- Born: 27 August 1947 (age 79) Munich, Germany
- Education: LMU Munich
- Known for: CP violation B meson decays
- Awards: Mercator Visiting Professorship (2002) Sakurai Prize (2004)
- Scientific career
- Fields: Physicist
- Workplaces: Rockefeller University Nagoya University University of Notre Dame

= Ikaros Bigi =

German physicist (born 1947)

Ikaros Bigi (born 27 August 1947) is a German theoretical physicist. His research focuses on refining the Standard Model phenomenology.

==Biography==
Bigi graduated from Gymnasium Fridericianum, Erlangen, in 1967. Six years later, he received a Master from the Max-Planck-Institute for Physics, LMU Munich, where he stayed until 1977 to finish his PhD in Theoretical Physics. Since 1984, he is also a holder of Habilitation degree in Physics, acquired from RWTH Aachen University.

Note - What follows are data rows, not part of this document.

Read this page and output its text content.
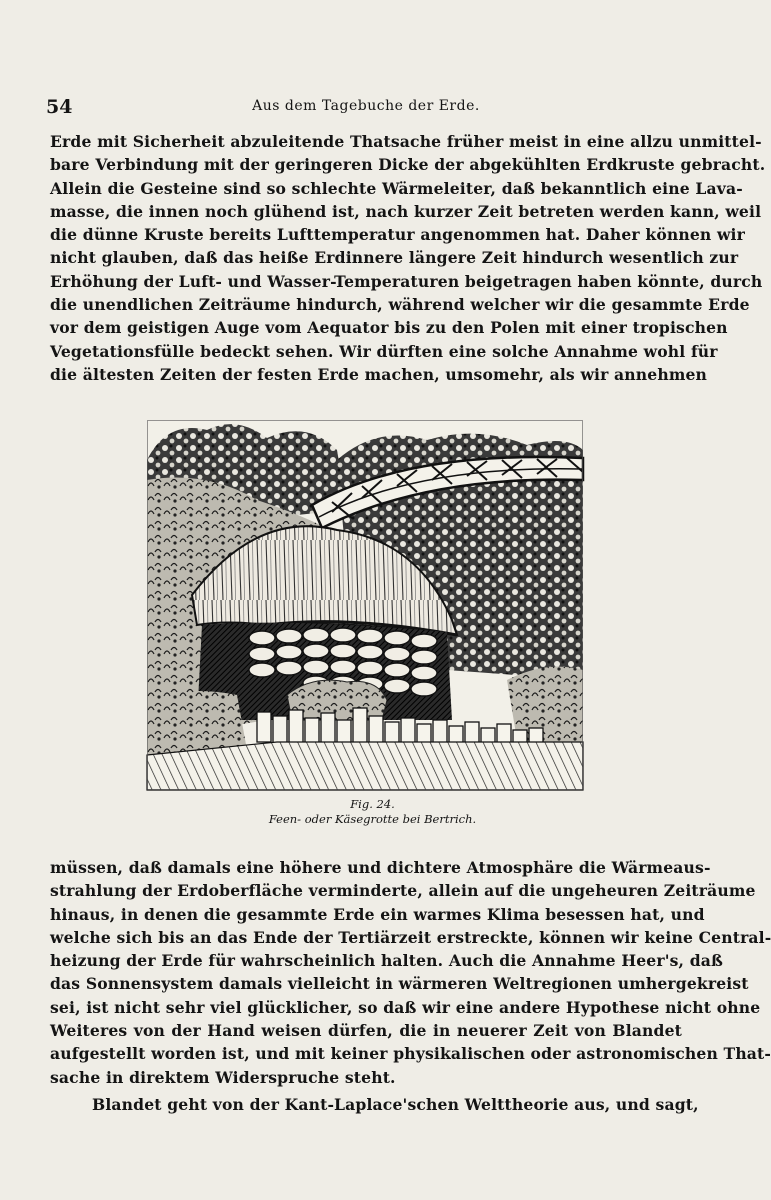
54	Aus dem Tagebuche der Erde.
Erde mit Sicherheit abzuleitende Thatsache früher meist in eine allzu unmittel-
bare Verbindung mit der geringeren Dicke der abgekühlten Erdkruste gebracht.
Allein die Gesteine sind so schlechte Wärmeleiter, daß bekanntlich eine Lava-
masse, die innen noch glühend ist, nach kurzer Zeit betreten werden kann, weil
die dünne Kruste bereits Lufttemperatur angenommen hat. Daher können wir
nicht glauben, daß das heiße Erdinnere längere Zeit hindurch wesentlich zur
Erhöhung der Luft- und Wasser-Temperaturen beigetragen haben könnte, durch
die unendlichen Zeiträume hindurch, während welcher wir die gesammte Erde
vor dem geistigen Auge vom Aequator bis zu den Polen mit einer tropischen
Vegetationsfülle bedeckt sehen. Wir dürften eine solche Annahme wohl für
die ältesten Zeiten der festen Erde machen, umsomehr, als wir annehmen
Fig. 24.
Feen- oder Käsegrotte bei Bertrich.
müssen, daß damals eine höhere und dichtere Atmosphäre die Wärmeaus-
strahlung der Erdoberfläche verminderte, allein auf die ungeheuren Zeiträume
hinaus, in denen die gesammte Erde ein warmes Klima besessen hat, und
welche sich bis an das Ende der Tertiärzeit erstreckte, können wir keine Central-
heizung der Erde für wahrscheinlich halten. Auch die Annahme Heer's, daß
das Sonnensystem damals vielleicht in wärmeren Weltregionen umhergekreist
sei, ist nicht sehr viel glücklicher, so daß wir eine andere Hypothese nicht ohne
Weiteres von der Hand weisen dürfen, die in neuerer Zeit von Blandet
aufgestellt worden ist, und mit keiner physikalischen oder astronomischen That-
sache in direktem Widerspruche steht.
Blandet geht von der Kant-Laplace'schen Welttheorie aus, und sagt,
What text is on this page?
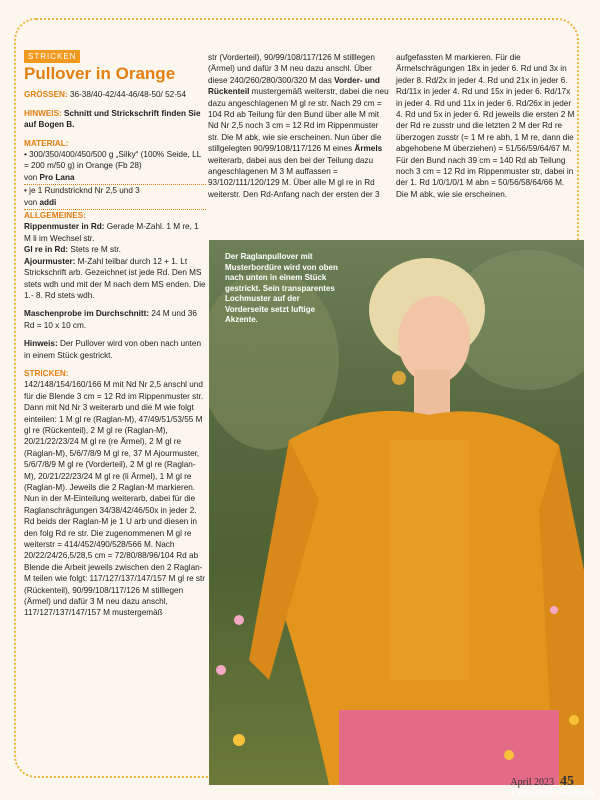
STRICKEN
Pullover in Orange

GRÖSSEN: 36-38/40-42/44-46/48-50/ 52-54

HINWEIS: Schnitt und Strickschrift finden Sie auf Bogen B.

MATERIAL:

• 300/350/400/450/500 g „Silky“ (100% Seide, LL = 200 m/50 g) in Orange (Fb 28)

von Pro Lana

• je 1 Rundstricknd Nr 2,5 und 3

von addi

ALLGEMEINES:

Rippenmuster in Rd: Gerade M-Zahl. 1 M re, 1 M li im Wechsel str.

Gl re in Rd: Stets re M str.

Ajourmuster: M-Zahl teilbar durch 12 + 1. Lt Strickschrift arb. Gezeichnet ist jede Rd. Den MS stets wdh und mit der M nach dem MS enden. Die 1.- 8. Rd stets wdh.

Maschenprobe im Durchschnitt: 24 M und 36 Rd = 10 x 10 cm.

Hinweis: Der Pullover wird von oben nach unten in einem Stück gestrickt.

STRICKEN:

142/148/154/160/166 M mit Nd Nr 2,5 anschl und für die Blende 3 cm = 12 Rd im Rippenmuster str. Dann mit Nd Nr 3 weiterarb und die M wie folgt einteilen: 1 M gl re (Raglan-M), 47/49/51/53/55 M gl re (Rückenteil), 2 M gl re (Raglan-M), 20/21/22/23/24 M gl re (re Ärmel), 2 M gl re (Raglan-M), 5/6/7/8/9 M gl re, 37 M Ajourmuster, 5/6/7/8/9 M gl re (Vorderteil), 2 M gl re (Raglan-M), 20/21/22/23/24 M gl re (li Ärmel), 1 M gl re (Raglan-M). Jeweils die 2 Raglan-M markieren. Nun in der M-Einteilung weiterarb, dabei für die Raglanschrägungen 34/38/42/46/50x in jeder 2. Rd beids der Raglan-M je 1 U arb und diesen in den folg Rd re str. Die zugenommenen M gl re weiterstr = 414/452/490/528/566 M. Nach 20/22/24/26,5/28,5 cm = 72/80/88/96/104 Rd ab Blende die Arbeit jeweils zwischen den 2 Raglan-M teilen wie folgt: 117/127/137/147/157 M gl re str (Rückenteil), 90/99/108/117/126 M stilllegen (Ärmel) und dafür 3 M neu dazu anschl, 117/127/137/147/157 M mustergemäß

str (Vorderteil), 90/99/108/117/126 M stilllegen (Ärmel) und dafür 3 M neu dazu anschl. Über diese 240/260/280/300/320 M das Vorder- und Rückenteil mustergemäß weiterstr, dabei die neu dazu angeschlagenen M gl re str. Nach 29 cm = 104 Rd ab Teilung für den Bund über alle M mit Nd Nr 2,5 noch 3 cm = 12 Rd im Rippenmuster str. Die M abk, wie sie erscheinen. Nun über die stillgelegten 90/99/108/117/126 M eines Ärmels weiterarb, dabei aus den bei der Teilung dazu angeschlagenen M 3 M auffassen = 93/102/111/120/129 M. Über alle M gl re in Rd weiterstr. Den Rd-Anfang nach der ersten der 3

aufgefassten M markieren. Für die Ärmelschrägungen 18x in jeder 6. Rd und 3x in jeder 8. Rd/2x in jeder 4. Rd und 21x in jeder 6. Rd/11x in jeder 4. Rd und 15x in jeder 6. Rd/17x in jeder 4. Rd und 11x in jeder 6. Rd/26x in jeder 4. Rd und 5x in jeder 6. Rd jeweils die ersten 2 M der Rd re zusstr und die letzten 2 M der Rd re überzogen zusstr (= 1 M re abh, 1 M re, dann die abgehobene M überziehen) = 51/56/59/64/67 M. Für den Bund nach 39 cm = 140 Rd ab Teilung noch 3 cm = 12 Rd im Rippenmuster str, dabei in der 1. Rd 1/0/1/0/1 M abn = 50/56/58/64/66 M. Die M abk, wie sie erscheinen.

Der Raglanpullover mit Musterbordüre wird von oben nach unten in einem Stück gestrickt. Sein transparentes Lochmuster auf der Vorderseite setzt luftige Akzente.
April 2023 45
PassionForum.ru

During his career, Bigi has been a research associate in many research teams in laboratories for Physics around the world. To summarize, some of them were SLAC (1973-1974), the Max Planck Institute for Physics in Munich (1975-1981), CERN (1978-1980), the Fermilab (1984). He has also been a visiting professor to universities over the U.S. and Europe, with duties currently being performed for the University of Notre Dame in Indiana.

Bigi has contributed to scientific journals as an author and reviewer. He is a member of international physics committees and organizations and has participated in seminars and conferences worldwide.

Bigi is married and has three children.

==Awards==
Along with Anthony Ichiro Sanda, he was awarded the 2004 Sakurai Prize for his work on CP violation and B meson decays.